Whether you love or hate Apple, the important point to debate is not exactly who is king of the hill in smart phones, but the fact that it is not just one player that rules it all any more. Anything can change as time goes on and no major handset manufacturer can let up or they might fall hopelessly behind.
They have been making phones for years.. starting way back in the windows mobile days. Granted, they were mostly OEM for other brands, but they are not new.
I came, I conquered, I coredumped
Fixed that for you.
Apple sells most of it's phones via telco's. Which means they ship through the same channels as HTC, Samsung and everyone else. In Australia Apple have to ship through Brightstor to sell on most Telco's as Telstra and Vodafone have exclusivity agreements with Brightstor (not sure about Optus but it would not surprise me). The situation is quite similar in Europe. So most of apple's "sales" figures are shipped figures like all other manufacturers.
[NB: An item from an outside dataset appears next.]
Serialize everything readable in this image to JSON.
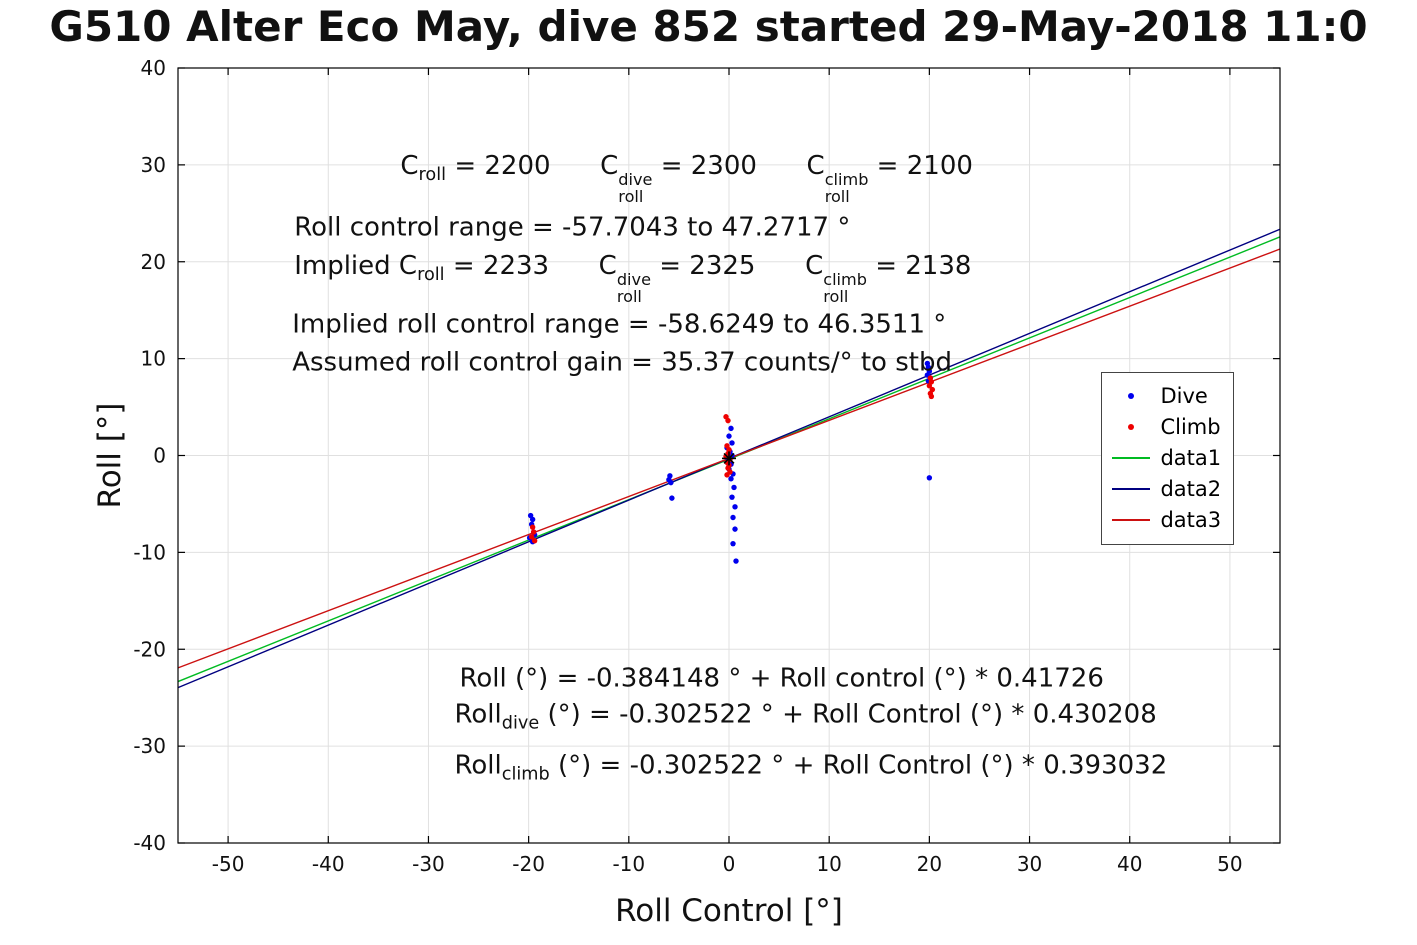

Secondly, this conspiracy is a little far fetched that HTC phones are not actually selling. I've heard this channel stuffing conspiracy for over a year with the Samsung Galaxy S yet it keeps selling and we've heard nothing about millions of returns. At some point you fanboys will have to admit that Android is outselling Iphones.
Calling someone a "hater" only means you can not rationally rebut their argument.
I've seen only 2 HTCs in the wild.
Looking around my office, 4 HTC's, 2 Samsungs, 1 Iphone (work phone that's treated like a red headed step child no-one wants).
In the US, HTC phones aren't branded as HTC, they're branded as Verizon, T-Mobile, Sprint et al. In Australia and Europe I see heaps of HTC Desire's, Desire HD's, Sensation's, Legend's and a few Desire Z's. All of these phones have different names in the US due to your woeful patent minefield.
Calling someone a "hater" only means you can not rationally rebut their argument.
> I've seen only 2 HTCs in the wild.
I suspect you live in an iCave, or under an iRock.
help me i've cloned myself and can't remember which one I am
I'm curious why it would be unusable from a OS standpoint now if it were presumably usable some number of months ago when she purchased it. The feature set on the OS doesn't degrade over time.
The graphic is interesting, but Apple has the advantage of pushing OS updates directly to the devices. Android has the disadvantage of every manufacturer customizing it per vendor specification and the OS updates are pushed through those vendors. If Apple had to get AT&T approval to push iOS to the devices on their network you would see a bunch of yellow and maybe even red bars on the Apple lines too.